Der HERR sprach zu Jakob: Siehe, ich bin mit dir
und will dich behüten, wo du hinziehst, und will dich wieder herbringen in dies Land. 1. Mose 28,15
Jakob hat ein Traumgesicht, in dem ihm Gott erscheint. Es ist ein merkwürdiges Bild, das in der jüdisch-christlichen Kultur grossen Eindruck hinterlassen hat. Jakob sieht die Verbindung zwischen Himmel und Erde. Es ist eine Leiter (oder eine Treppe), auf der Engel auf- und absteigen. Auf der obersten Stufe steht JHWH und verspricht Jakob seinen Beistand. Jakob wird zum Erben des Segens, den Gott Abraham gegeben hat. Das ist alles andere als selbstverständlich. Zwar ist Jakob Abrahams Enkel, aber eigentlich wäre der ältere Bruder Esau Träger der Verheissung und nicht er. Jakob ist also einer, der sich in der Reihe vorgedrängelt hat – und doch hält Gott zu ihm. Und was ist die Moral der Geschichte?

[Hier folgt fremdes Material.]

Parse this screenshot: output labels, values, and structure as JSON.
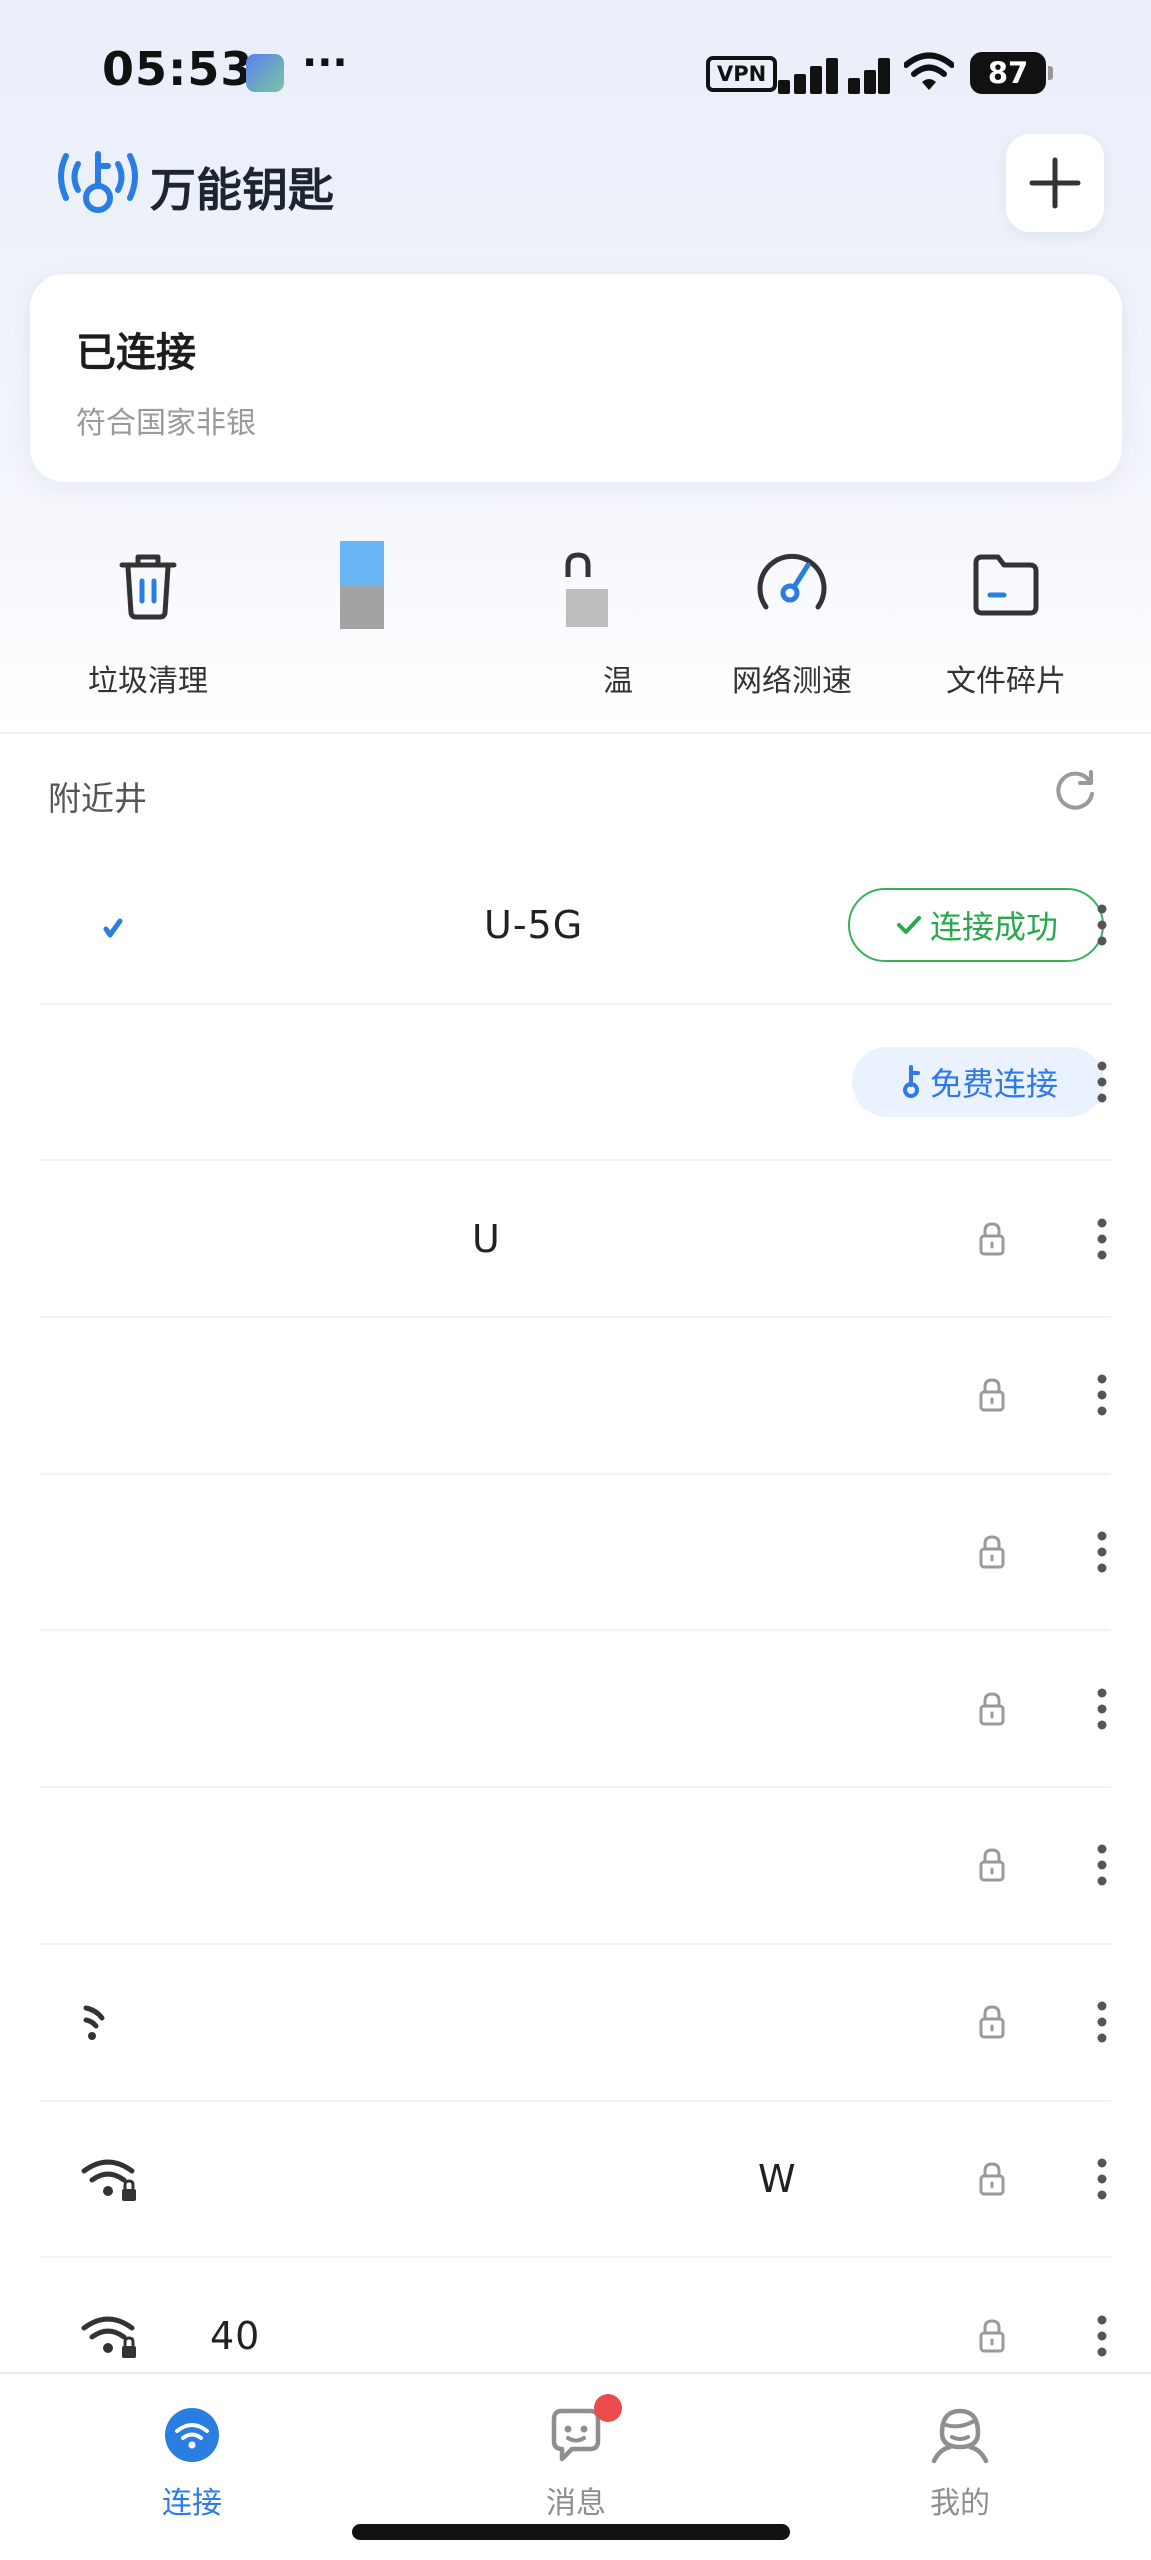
{
  "status_bar": {
    "time": "05:53",
    "dots": "···",
    "vpn": "VPN",
    "battery": "87"
  },
  "header": {
    "app_title": "万能钥匙",
    "add_icon": "plus-icon"
  },
  "connection": {
    "status": "已连接",
    "description": "符合国家非银"
  },
  "tools": [
    {
      "label": "垃圾清理",
      "icon": "trash-icon"
    },
    {
      "label": "",
      "icon": "app-icon"
    },
    {
      "label": "温",
      "icon": "lock-icon"
    },
    {
      "label": "网络测速",
      "icon": "speedometer-icon"
    },
    {
      "label": "文件碎片",
      "icon": "folder-icon"
    }
  ],
  "nearby": {
    "title": "附近井",
    "refresh_icon": "refresh-icon"
  },
  "networks": [
    {
      "name": "U-5G",
      "action": "连接成功",
      "state": "connected"
    },
    {
      "name": "",
      "action": "免费连接",
      "state": "free"
    },
    {
      "name": "U",
      "state": "locked"
    },
    {
      "name": "",
      "state": "locked"
    },
    {
      "name": "",
      "state": "locked"
    },
    {
      "name": "",
      "state": "locked"
    },
    {
      "name": "",
      "state": "locked"
    },
    {
      "name": "",
      "state": "locked"
    },
    {
      "name": "W",
      "state": "locked"
    },
    {
      "name": "40",
      "state": "locked"
    }
  ],
  "bottom_nav": [
    {
      "label": "连接",
      "icon": "wifi-icon",
      "active": true
    },
    {
      "label": "消息",
      "icon": "message-icon",
      "active": false
    },
    {
      "label": "我的",
      "icon": "profile-icon",
      "active": false
    }
  ],
  "colors": {
    "accent_blue": "#2a7de1",
    "success_green": "#35b35b",
    "badge_red": "#ec4b4b"
  }
}
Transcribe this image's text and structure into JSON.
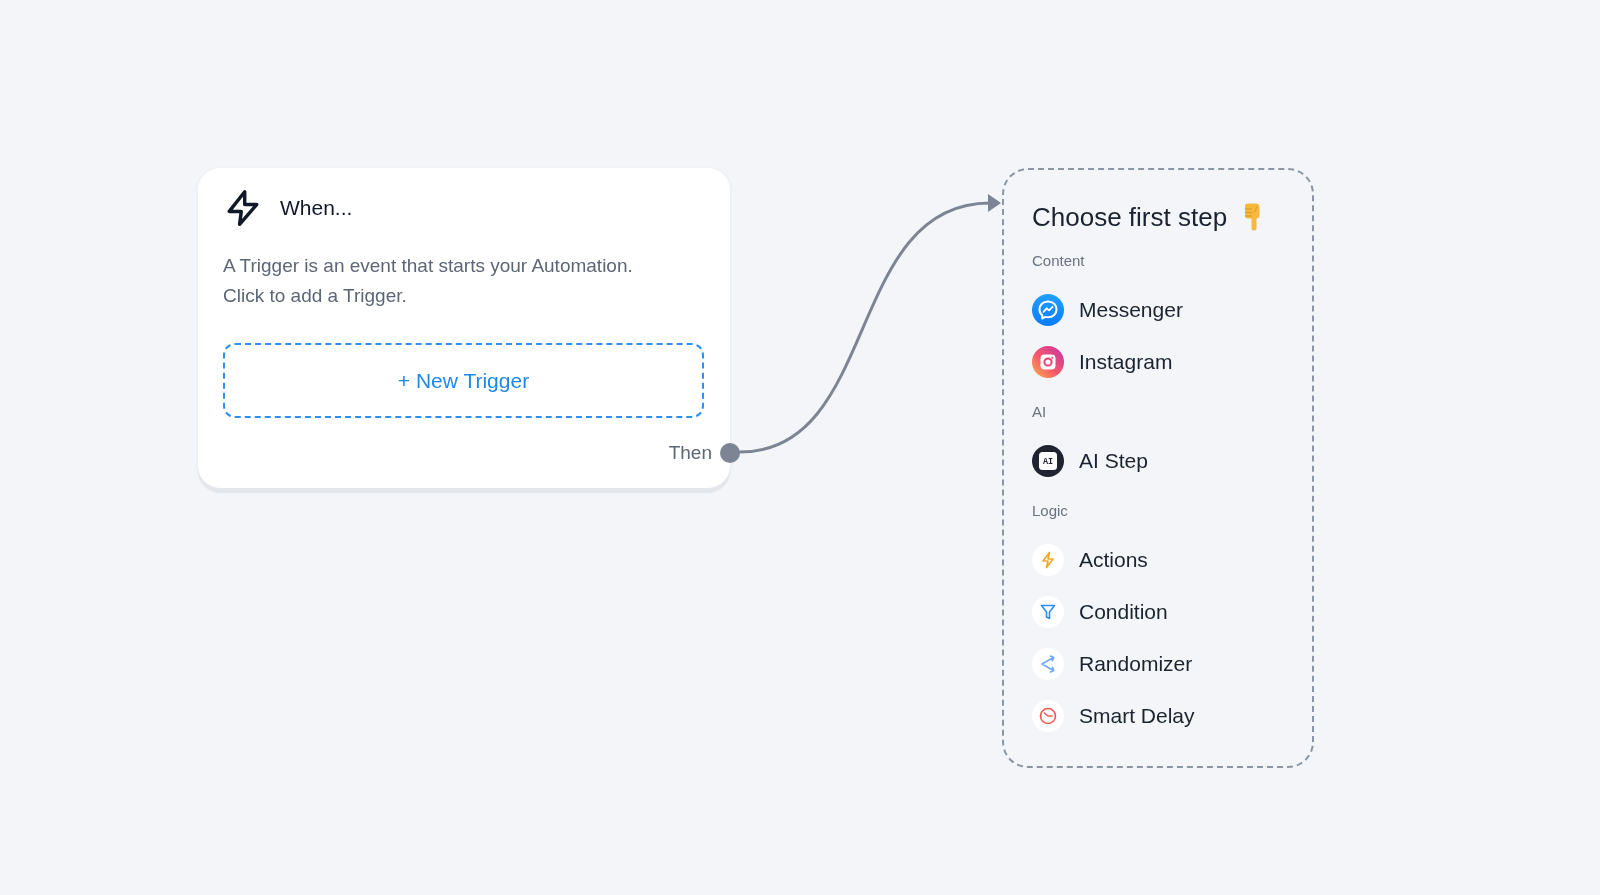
{
  "trigger_card": {
    "title": "When...",
    "description": "A Trigger is an event that starts your Automation. Click to add a Trigger.",
    "button": "+ New Trigger",
    "output_label": "Then"
  },
  "step_panel": {
    "title": "Choose first step",
    "groups": [
      {
        "label": "Content",
        "items": [
          {
            "label": "Messenger",
            "kind": "messenger"
          },
          {
            "label": "Instagram",
            "kind": "instagram"
          }
        ]
      },
      {
        "label": "AI",
        "items": [
          {
            "label": "AI Step",
            "kind": "ai",
            "icon_text": "AI"
          }
        ]
      },
      {
        "label": "Logic",
        "items": [
          {
            "label": "Actions",
            "kind": "actions"
          },
          {
            "label": "Condition",
            "kind": "condition"
          },
          {
            "label": "Randomizer",
            "kind": "randomizer"
          },
          {
            "label": "Smart Delay",
            "kind": "delay"
          }
        ]
      }
    ]
  }
}
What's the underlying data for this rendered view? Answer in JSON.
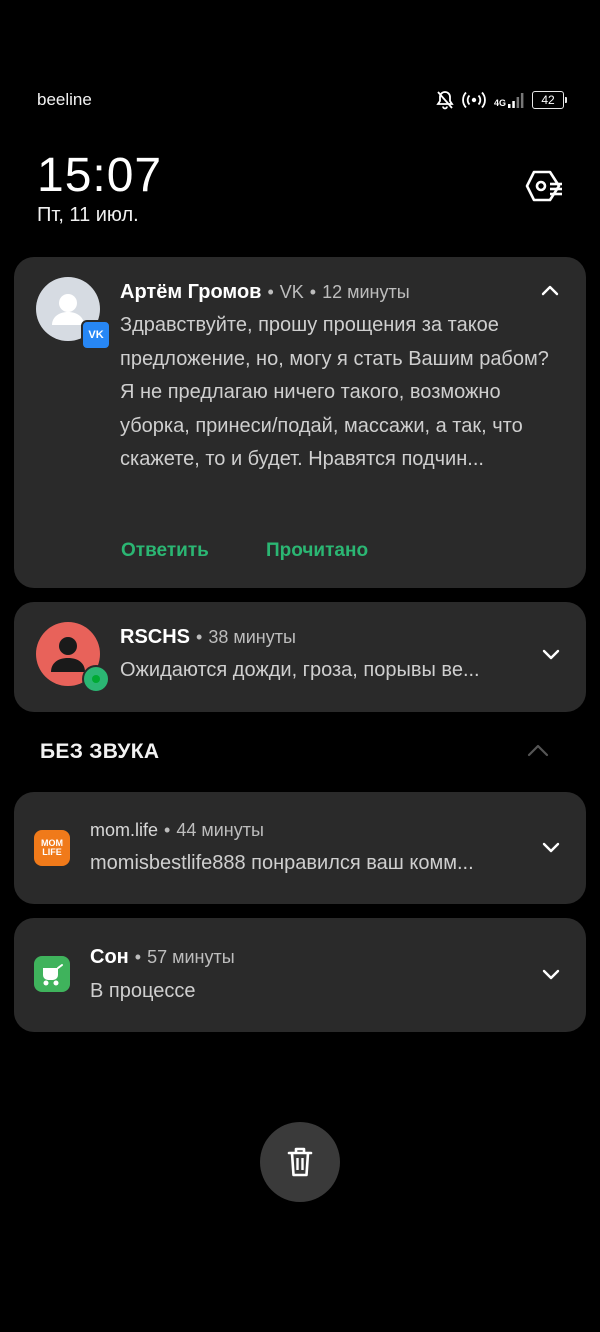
{
  "status_bar": {
    "carrier": "beeline",
    "network": "4G",
    "battery": "42",
    "icons": [
      "bell-off-icon",
      "hotspot-icon",
      "signal-icon",
      "battery-icon"
    ]
  },
  "lockscreen": {
    "time": "15:07",
    "date": "Пт, 11 июл."
  },
  "notifications": [
    {
      "sender": "Артём Громов",
      "app": "VK",
      "time": "12 минуты",
      "text": "Здравствуйте, прошу прощения за такое предложение, но, могу я стать Вашим рабом? Я не предлагаю ничего такого, возможно уборка, принеси/подай, массажи, а так, что скажете, то и будет. Нравятся подчин...",
      "actions": [
        "Ответить",
        "Прочитано"
      ],
      "expanded": true
    },
    {
      "sender": "RSCHS",
      "time": "38 минуты",
      "text": "Ожидаются дожди, гроза, порывы ве..."
    }
  ],
  "silent_section": {
    "title": "БЕЗ ЗВУКА",
    "items": [
      {
        "app": "mom.life",
        "icon_text": "MOM LIFE",
        "time": "44 минуты",
        "text": "momisbestlife888 понравился ваш комм..."
      },
      {
        "app": "Сон",
        "time": "57 минуты",
        "text": "В процессе"
      }
    ]
  },
  "colors": {
    "background": "#000000",
    "card": "#2a2a2a",
    "action_green": "#2bb673",
    "vk_blue": "#2787f5",
    "rschs_red": "#e8625a",
    "momlife_orange": "#f07a1a",
    "sleep_green": "#3fb35c"
  }
}
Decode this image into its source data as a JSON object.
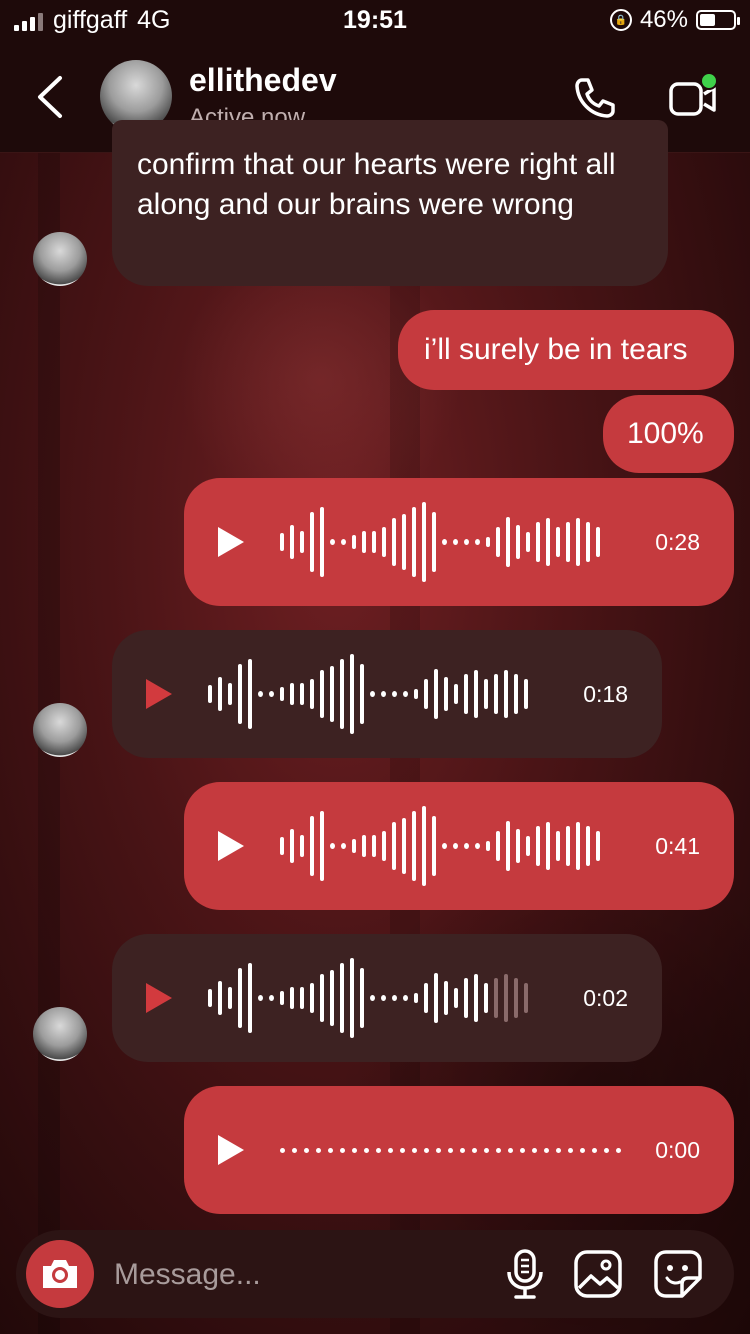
{
  "status_bar": {
    "carrier": "giffgaff",
    "network": "4G",
    "time": "19:51",
    "battery": "46%",
    "battery_level": 0.46
  },
  "header": {
    "username": "ellithedev",
    "status": "Active now"
  },
  "messages": {
    "m1": "confirm that our hearts were right all along and our brains were wrong",
    "m2": "i’ll surely be in tears",
    "m3": "100%",
    "v1": "0:28",
    "v2": "0:18",
    "v3": "0:41",
    "v4": "0:02",
    "v5": "0:00"
  },
  "composer": {
    "placeholder": "Message..."
  },
  "colors": {
    "outgoing": "#c53a3e",
    "incoming": "#3d2222",
    "active_dot": "#3fd14a"
  },
  "icons": [
    "back-chevron-icon",
    "phone-icon",
    "video-icon",
    "camera-icon",
    "microphone-icon",
    "image-icon",
    "sticker-icon",
    "play-icon"
  ]
}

Die Antwort gibt Jakob, nachdem er aus seinem Traum erwacht ist. Er weiss, dass er seinen Bruder übers Ohr gehauen hat, aber er will dennoch die Versöhnung mit ihm. Jetzt verheisst ihm Gott die Heimkehr. Also legt er ein Gelübde ab: «Wenn du dein Versprechen erfüllst und ich in Frieden heimkehren kann, sollst du mein Gott sein.»
(Genesis 28,20 f.) Eigentlich ist das ziemlich dreist, oder?
Aber es passt zu Jakob, der vierzehn Jahre später an einer Furt mit Gott ringt, wieder seine Chance packt und Gott im Ohr liegt: «Ich lasse dich nicht, du segnest mich denn.»